We have to point out that in regard to the agitation for the introduction of religious instruction in the schools and colleges maintained or aided by the state, there is also great deal of unreality, though arising from very different causes. The cry for religious education is founded on the vague impression in the minds of some educated Hindus that thereby they can put an end both to Christian Conversions and also to the tendency to adopt European fashions in regard to food, clothing, hair-dressing, &c. But we believe that the introduction of religious education in the form in which the Bible is taught in Christian Colleges and schools cannot produce the intended effect of checking the evils above mentioned, or even of transforming those who remain within the pale of orthodoxy.

We purport to explain our reasons for holding these views, and then to state what we consider the proper methods of giving religious instruction in Hinduism to our young men with a view to promote a truly spiritual life among them and in order to give both Aryavarta and the rest of the world the benefit of our well-meant and well-directed efforts to promote the knowledge of the light and life that is eternal peace, joy, and freedom.

The Religion of the Rishis

The religion of the Rishis is presented to us in two aspects. These are the practical and the philosophical aspects of the Aryan religion. The practical aspect concerns the duties of life and consists of two parts, viz, the ceremonial, and the ethical and social. This practical aspect of Hinduism is what is known as Dharma, or Karma, or Yoga—all of which are synonymous terms, though they may be used also with special reference to some particular portion of the entire code of duties.

With the Hindus, all human duties have one and the same source, viz, the authority of the Sruti and the Smriti, i.e., the scriptural injunctions of the divine sages and teachers who have known and taught the truth. We reason about Dharma and Adharma only to ascertain what the prescribed duties are, to reconcile apparent contradictions, and to unify the whole into a consistent scheme of life. But we ought not to alter them, and we are bound to observe them in our daily life.

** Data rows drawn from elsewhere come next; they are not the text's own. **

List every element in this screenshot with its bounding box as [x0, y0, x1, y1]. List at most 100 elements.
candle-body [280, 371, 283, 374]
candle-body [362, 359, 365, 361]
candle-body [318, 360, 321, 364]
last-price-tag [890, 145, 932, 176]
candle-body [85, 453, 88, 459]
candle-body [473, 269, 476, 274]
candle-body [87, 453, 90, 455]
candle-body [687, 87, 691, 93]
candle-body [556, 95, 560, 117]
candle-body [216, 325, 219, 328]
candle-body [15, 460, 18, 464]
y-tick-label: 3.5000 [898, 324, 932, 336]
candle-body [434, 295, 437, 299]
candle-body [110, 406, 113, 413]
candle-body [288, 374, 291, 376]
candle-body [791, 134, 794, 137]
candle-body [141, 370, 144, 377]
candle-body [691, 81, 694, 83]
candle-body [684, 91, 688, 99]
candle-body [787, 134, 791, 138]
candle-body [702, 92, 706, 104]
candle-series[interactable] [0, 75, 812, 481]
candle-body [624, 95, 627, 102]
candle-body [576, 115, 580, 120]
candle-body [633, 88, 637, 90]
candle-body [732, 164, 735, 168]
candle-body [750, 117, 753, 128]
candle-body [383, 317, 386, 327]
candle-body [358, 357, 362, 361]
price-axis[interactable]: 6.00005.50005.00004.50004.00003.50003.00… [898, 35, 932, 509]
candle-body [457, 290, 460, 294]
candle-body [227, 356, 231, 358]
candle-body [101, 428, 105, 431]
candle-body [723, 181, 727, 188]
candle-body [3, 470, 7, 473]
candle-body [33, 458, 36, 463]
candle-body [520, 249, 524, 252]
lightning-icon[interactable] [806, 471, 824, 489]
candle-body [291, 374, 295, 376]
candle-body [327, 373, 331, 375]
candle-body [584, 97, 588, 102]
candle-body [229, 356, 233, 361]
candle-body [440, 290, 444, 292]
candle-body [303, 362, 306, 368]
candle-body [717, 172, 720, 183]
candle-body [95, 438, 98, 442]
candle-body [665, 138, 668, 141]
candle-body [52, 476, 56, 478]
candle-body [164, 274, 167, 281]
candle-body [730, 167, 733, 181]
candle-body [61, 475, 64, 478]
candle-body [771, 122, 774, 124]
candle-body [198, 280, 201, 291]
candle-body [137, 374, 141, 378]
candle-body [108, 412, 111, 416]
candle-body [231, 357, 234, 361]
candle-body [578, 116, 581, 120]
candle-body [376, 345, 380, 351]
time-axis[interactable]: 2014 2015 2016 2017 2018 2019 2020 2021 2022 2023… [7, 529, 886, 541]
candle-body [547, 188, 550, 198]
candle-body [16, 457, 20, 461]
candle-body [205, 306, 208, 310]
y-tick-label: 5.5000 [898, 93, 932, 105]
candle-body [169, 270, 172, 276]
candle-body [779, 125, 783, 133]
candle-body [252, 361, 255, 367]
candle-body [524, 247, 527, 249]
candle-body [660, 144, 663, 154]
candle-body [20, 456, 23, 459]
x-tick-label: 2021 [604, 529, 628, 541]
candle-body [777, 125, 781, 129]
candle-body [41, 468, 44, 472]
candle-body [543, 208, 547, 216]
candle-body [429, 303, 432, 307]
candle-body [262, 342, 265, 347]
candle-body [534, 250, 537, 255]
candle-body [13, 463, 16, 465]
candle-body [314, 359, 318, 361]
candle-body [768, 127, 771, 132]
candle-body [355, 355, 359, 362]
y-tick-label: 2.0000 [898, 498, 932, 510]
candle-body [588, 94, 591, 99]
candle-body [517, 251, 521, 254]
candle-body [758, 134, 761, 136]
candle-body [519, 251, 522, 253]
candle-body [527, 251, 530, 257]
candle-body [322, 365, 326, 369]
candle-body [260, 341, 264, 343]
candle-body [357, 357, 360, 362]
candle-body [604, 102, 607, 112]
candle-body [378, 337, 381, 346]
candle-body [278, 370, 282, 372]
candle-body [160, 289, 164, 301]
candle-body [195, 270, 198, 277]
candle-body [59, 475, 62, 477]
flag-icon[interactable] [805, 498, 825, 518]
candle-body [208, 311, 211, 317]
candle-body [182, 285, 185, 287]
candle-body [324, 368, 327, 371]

Maharshi Vishwamitra: Rama and Lakshmana

Without the purification of mind, heart and nature, no man can become fitted for the inquiry into, and the practical realisation of, the ultimate philosophical truths of Vedanta. That purification can only be obtained by placing one’s self under the discipline of a properly qualified preceptor or Guru, who decides what sort of discipline would best suit his several disciples.

The Vedic Scheme of Social Organisation

The founders of the Vedic religion have laid down a comprehensive scheme of social organization which includes all the distinctive types of human life and thought found in all existing communities. In ancient India that scheme was carried out in its entirety in what is known as the four Varnas and Asramas. We no longer have that social scheme at work now in India, and we must not judge what it was by the ruins of it now existing in India.

We have ample justification for holding that the ancient Aryan social organization had an amount of elasticity and solid unity of which we can now form only a vague idea from the records we have. Under that organization, Gurus or spiritual preceptors admitted disciples from both the “twice born” and other Varnas, which is clear from the several examples mentioned in the sacred literature of the Arya community. Without this arrangement it would have been difficult to preserve the social solidarity which was characteristic of Ancient India.

In the present epoch of renovated energy and hope which has now commenced, and under the democratic ideas which are now dominant among large numbers of educated men, anybody who has eyes can easily see t hat thoughtful Hindus realise that the elastic Hindu social system above mentioned is not inconsistent with true progress. If we have patience and faith, we can truly renovate Hindu Society and secure to us the social unity we require.